The Indelicato family's sustainable farming philosophy recognizes that growers are merely long-term stewards of the land they farm, and seeks ways to sustain the viability of the land they cherish. The Indelicato family favors natural over man-made controls and encourages biodiversity. With a large population of many different organisms, nature is able to create her own natural system of checks and balances, so that no single organism can grow sufficiently to cause economic harm.
The Indelicato family's stewardship has helped create a magnificent natural habitat that did not exist before at San Bernabe Vineyard. Among the full-time residents are wild boar, coyotes, rabbits, squirrels, gophers, badgers, deer, mountain lions, eagles, hawks, falcons, roadrunners, ducks, egrets, herons, doves, crows, starlings, vultures, and a variety of fish.
The viticulturists at San Bernabe and Clay Station vineyards have developed specially-designed owl nesting boxes. These nocturnal predators hunt down and consume pesky rodents that damage tender young vines.
Native cover crops grow between the vine rows. These grasses and legumes harbor and encourage beneficial insects, which in turn prey upon insect pests. They also form a kind of organic carpet that minimizes dust in turn reducing harmful vine-snacking mites.
Delicato's San Bernabe Vineyard is a founding member of the Central Coast Vineyard Team, an organization formed by growers and University of California Extension specialists to identify and promote environmentally safe, viticulturally effective, sustainable farming practices.
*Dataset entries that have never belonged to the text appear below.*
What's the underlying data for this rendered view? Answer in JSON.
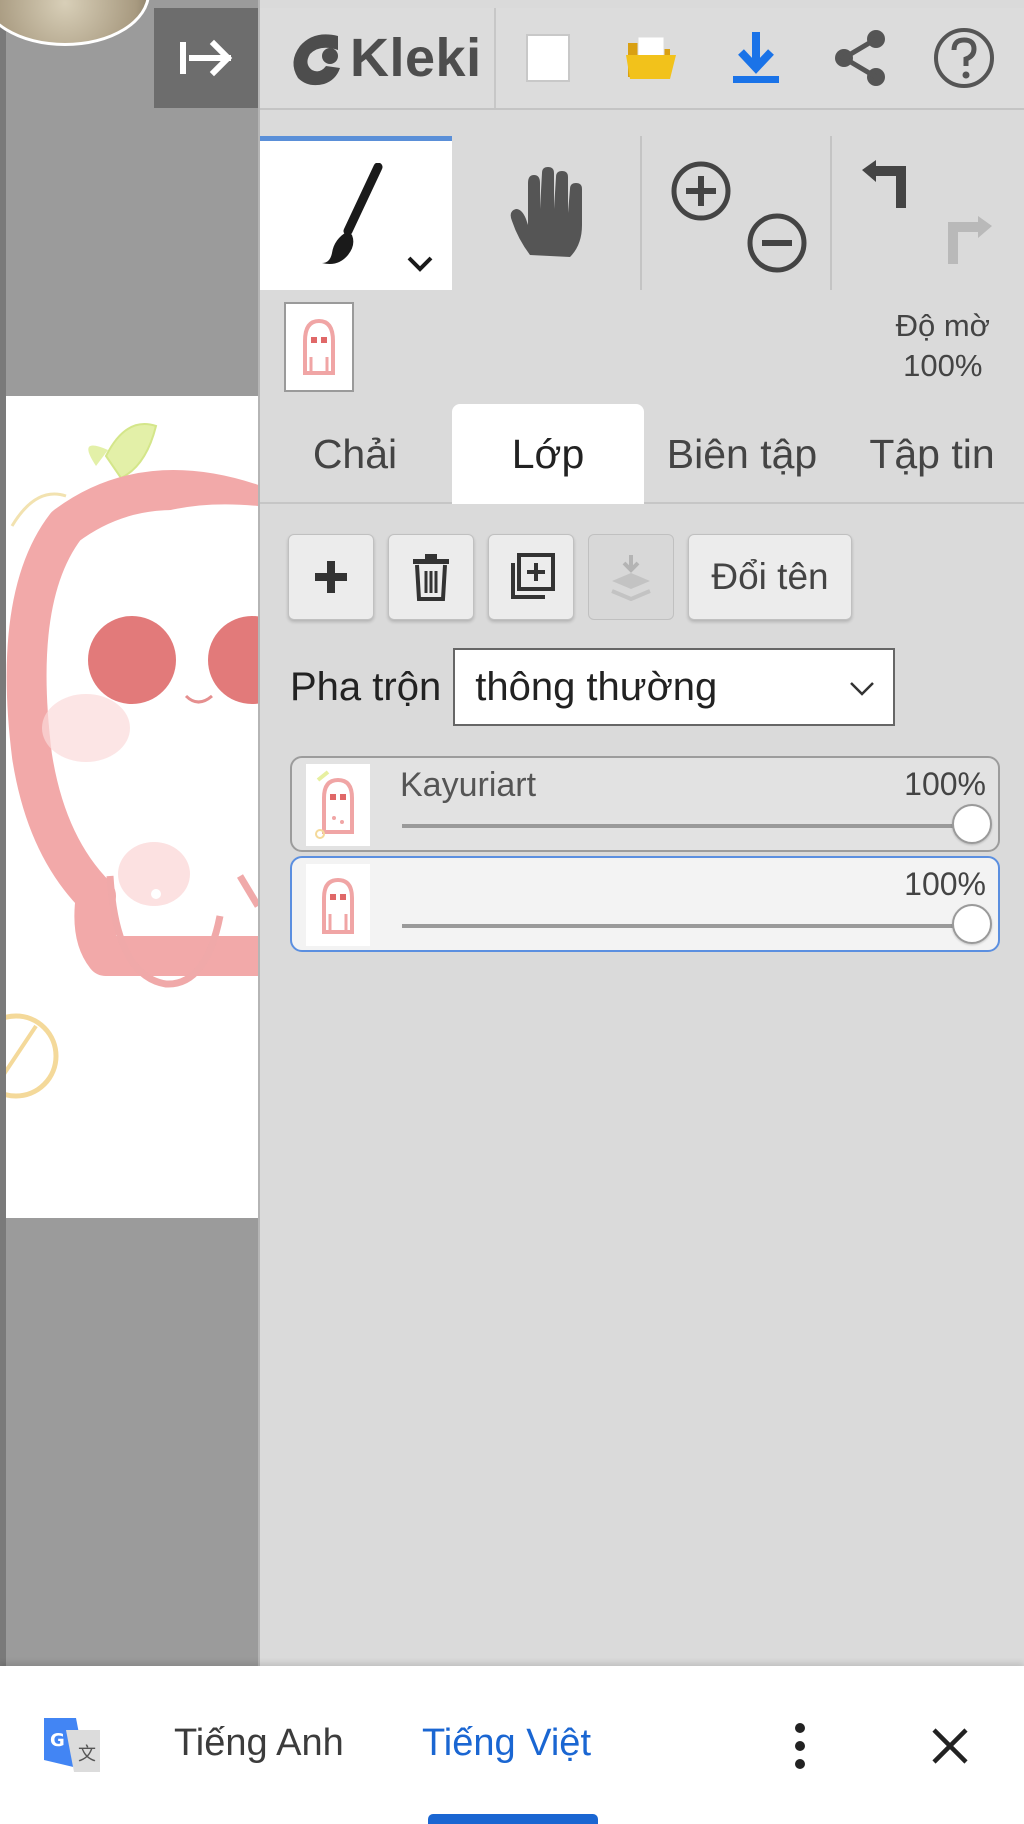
{
  "app": {
    "logo_text": "Kleki"
  },
  "toolbar": {
    "icons": [
      "collapse-panel-icon",
      "new-document-icon",
      "open-folder-icon",
      "download-icon",
      "share-icon",
      "help-icon"
    ],
    "accent_color": "#1a73e8"
  },
  "tools": {
    "active": "brush",
    "items": [
      "brush-icon",
      "hand-icon",
      "zoom-in-icon",
      "zoom-out-icon",
      "undo-icon",
      "redo-icon"
    ]
  },
  "layer_info": {
    "opacity_label": "Độ mờ",
    "opacity_value": "100%"
  },
  "tabs": [
    {
      "label": "Chải",
      "active": false
    },
    {
      "label": "Lớp",
      "active": true
    },
    {
      "label": "Biên tập",
      "active": false
    },
    {
      "label": "Tập tin",
      "active": false
    }
  ],
  "layer_actions": {
    "rename_label": "Đổi tên"
  },
  "blend": {
    "label": "Pha trộn",
    "value": "thông thường"
  },
  "layers": [
    {
      "name": "Kayuriart",
      "opacity_label": "100%",
      "opacity": 1.0,
      "active": false
    },
    {
      "name": "",
      "opacity_label": "100%",
      "opacity": 1.0,
      "active": true
    }
  ],
  "translate_bar": {
    "source_lang": "Tiếng Anh",
    "target_lang": "Tiếng Việt",
    "active_color": "#1a66d2"
  }
}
San Bernabe also supports and participates in the "Code for Sustainable Winegrowing Practices" promulgated jointly by the Wine Institute and California Association of Winegrape Growers.
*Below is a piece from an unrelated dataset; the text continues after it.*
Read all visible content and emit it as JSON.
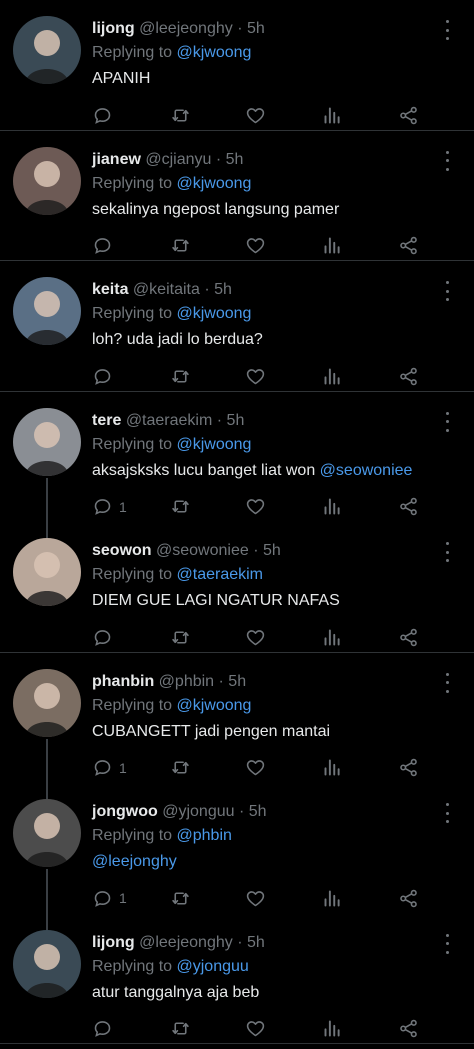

Clay Station Vineyard proudly adheres to the Lodi Rules Program of Sustainability set forth by the Lodi-Woodbridge Winegrape Commission.
The Lodi Rules program has two components: sustainable winegrowing practices standards (The Lodi Rules),
and a Pesticide Environmental Assessment System (PEAS) that measures the environmental impacts
of all pesticides, organic and synthetic, used in a vineyard during the year. To qualify for
certification, a vineyard has to achieve a minimum number of sustainable farming practices
points based on The Lodi Rules, and not exceed a maximum number of pesticide impact points
calculated using PEAS.
– Source: Lodi-Woodbridge Winegrape Commission
The ultimate goal is to farm with as little impact on the environment as possible, and to ensure a healthy life cycle for all of the inhabitants of the vineyards. Every organism, beneficial or not, participates in the ecosystem at San Bernabe and Clay Station vineyards.
Wine quality starts in the vineyard, and a vineyard is first and foremost a living thing. DFV Wines will always strive to farm with the health of the environment in mind, while still providing quality wines, mindfully farmed and vinified, for our consumers.